RPC set for international expansion and governance review under new leadership


RPC is facing its biggest management overhaul in years, with new leader James Miller replacing longstanding managing partner Jonathan Watmough at the end of January.

Watmough’s departure was announced by the firm in December, but it has now emerged that he went on sabbatical last July – 10 months before his third term was officially due to end on 30 April this year.

Former insurance head Miller was appointed by the board that month, alongside corporate chief Tim Anderson as interim co-managing partner, meaning that, in fact, he has already had seven months to get used to the role he formally took up on 30 January.

Miller said: “Jonathan raised the sabbatical as an option 20 months before it took place. We have a five-year business planning cycle; that process came round again. It was a good moment – if he wanted to do something new – to take that opportunity.”

Miller said a governance review is due before the end of the current financial year, with the length of the managing partner’s term and the size of the management board both up for discussion.

“One thing on the agenda is looking at the managing partner term. Under the deed currently, it is three years. I guess it depends how the partners feel. The length of the term could change. We also have quite a large management board. I expect we could trim that.”

The senior partner term, which is also three years, is not under review. Rupert Boswall was re-elected to take a second term in that role in January.

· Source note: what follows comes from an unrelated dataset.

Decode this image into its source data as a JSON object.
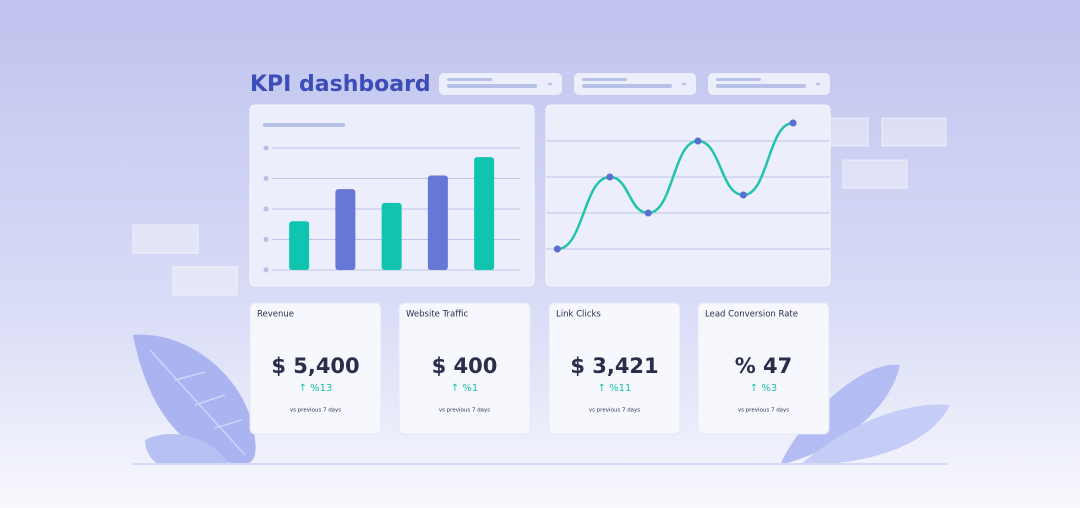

Watmough held the managing partner position at RPC for eight years, encompassing three uncontested elections. He first became managing partner in 2008 and subsequently requested and was granted an extension to run for a third term. A source close to the firm said it is unusual for RPC leaders to secure consent for a third term, so a second extension and fourth term would have been exceptional.

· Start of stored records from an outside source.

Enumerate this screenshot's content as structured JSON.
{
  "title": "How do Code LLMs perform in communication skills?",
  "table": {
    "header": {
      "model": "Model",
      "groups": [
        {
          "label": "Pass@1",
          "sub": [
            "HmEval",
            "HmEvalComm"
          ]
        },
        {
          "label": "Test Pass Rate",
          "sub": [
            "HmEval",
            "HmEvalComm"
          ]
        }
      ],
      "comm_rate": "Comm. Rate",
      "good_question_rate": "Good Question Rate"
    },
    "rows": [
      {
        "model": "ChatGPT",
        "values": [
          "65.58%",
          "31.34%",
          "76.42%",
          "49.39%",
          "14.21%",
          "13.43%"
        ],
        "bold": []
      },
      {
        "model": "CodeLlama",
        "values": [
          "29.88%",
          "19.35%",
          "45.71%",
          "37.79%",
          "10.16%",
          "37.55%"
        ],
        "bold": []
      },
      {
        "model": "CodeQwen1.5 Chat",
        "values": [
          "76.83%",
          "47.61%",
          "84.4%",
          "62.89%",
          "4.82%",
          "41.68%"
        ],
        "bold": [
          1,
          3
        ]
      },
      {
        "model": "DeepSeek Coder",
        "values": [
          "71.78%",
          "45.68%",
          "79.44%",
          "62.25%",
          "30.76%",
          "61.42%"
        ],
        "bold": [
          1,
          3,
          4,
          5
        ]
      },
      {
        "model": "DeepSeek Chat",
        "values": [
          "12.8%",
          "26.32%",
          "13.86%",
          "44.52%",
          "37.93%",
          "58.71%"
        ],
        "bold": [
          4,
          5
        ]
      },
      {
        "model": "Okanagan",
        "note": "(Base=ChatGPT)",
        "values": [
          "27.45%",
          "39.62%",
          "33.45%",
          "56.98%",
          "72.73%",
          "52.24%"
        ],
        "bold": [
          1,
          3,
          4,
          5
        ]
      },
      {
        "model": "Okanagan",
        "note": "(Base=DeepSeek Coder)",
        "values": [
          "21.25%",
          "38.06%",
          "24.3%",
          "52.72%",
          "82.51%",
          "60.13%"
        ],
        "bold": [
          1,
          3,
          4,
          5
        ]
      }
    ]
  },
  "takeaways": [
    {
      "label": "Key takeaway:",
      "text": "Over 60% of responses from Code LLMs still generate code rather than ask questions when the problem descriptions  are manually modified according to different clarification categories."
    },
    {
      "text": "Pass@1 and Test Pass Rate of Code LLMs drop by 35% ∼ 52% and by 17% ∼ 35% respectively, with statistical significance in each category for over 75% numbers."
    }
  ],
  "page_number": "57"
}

News of Watmough’s sudden exit in December raised questions in the market about the reasons for his departure.

Former partners paint a picture of him as a charismatic, impressive leader who had begun to lose power after a long run at the top. For the first time, he was facing active competition for the managing partner role, with multiple candidates throwing their hat in the ring after years of uncontested elections.

One ex-partner suggests Watmough “wasn’t carrying the partnership” towards the end of his term. They add: “He is a very charismatic man. He had a clear vision of what he wanted to do and expected people to follow.”

Another adds: “Personally, I would say Jonathan was supportive of me until it became difficult due to the competing interests of the partners. He was so keen on my practice, but other partners weren’t aligned.”

Another former partner comments: “He was effective and good at getting things done. If anything, he was allowed to get on with too much – he had a lot of autonomy. He’s a dynamic man; charismatic and impressive.”

Speaking to Legal Week in his first interview since becoming managing partner, Miller insists there will be no major changes at the firm under his leadership: “The formula we’ve got is a good one – we are fiercely independent, people are at the heart of what we do, and we’re not going to undertake massive strategic changes, because I think we are on the right path.”

Since Watmough took over at the head of RPC, the firm has nearly doubled its turnover, from £60m in 2008-09 to around £100m. Profit per equity partner at the all-equity partnership has also increased during the same timeframe, albeit on a smaller scale, rising from £327,000 in 2008-09 to £362,000 in 2015-16, after a 10% year-on-year decline. Global partner headcount during this period has increased 30% from 61 to 79.

According to Miller, RPC plans to continue to grow through lateral hires rather than mergers, and is aiming to add two or three partners to its intellectual property practice, while also looking to grow in funds and commercial disputes.

The firm has built up the corporate and commercial side of the business in recent years, with key hires including a three-partner Wragge & Co corporate team in 2013 coming alongside a push into banking and finance disputes. However, some sources have suggested that under Miller’s leadership, the firm could turn its focus back towards its traditional insurance core.

Miller responds: “There’s a natural tendency to assume I’m an insurance partner and therefore the push will be on insurance, but if an insurance opportunity or a commercial one comes up, I’ll pursue it. The balance we have now is good, so we are going to build on that – there will be no volte face.”

However, the firm has identified opportunities to expand its international insurance offering. “There are new markets coming online; new jurisdictions opening up,” says Miller.

He highlights Asia in particular, where the firm has offices in Singapore and Hong Kong: “China is opening up. Markets out there are purchasing more insurance than they used to, and our clients are moving out there.

“There are some very good lateral hires in the pipeline in Asia. We have just expanded our corporate offering with two hires there – we are very active and have a great client base across the region.”

The firm is also ambitious about driving its insurance consultancy business forward. During 2015-16, the consulting business generated total turnover of £1.05m but made a loss for the year of £2.6m. “The business has enormous potential but it is still early days. We would hope [that] in the very near future, in the next financial year, we will be profitable. There’s no reason why it can’t be a £50m business.”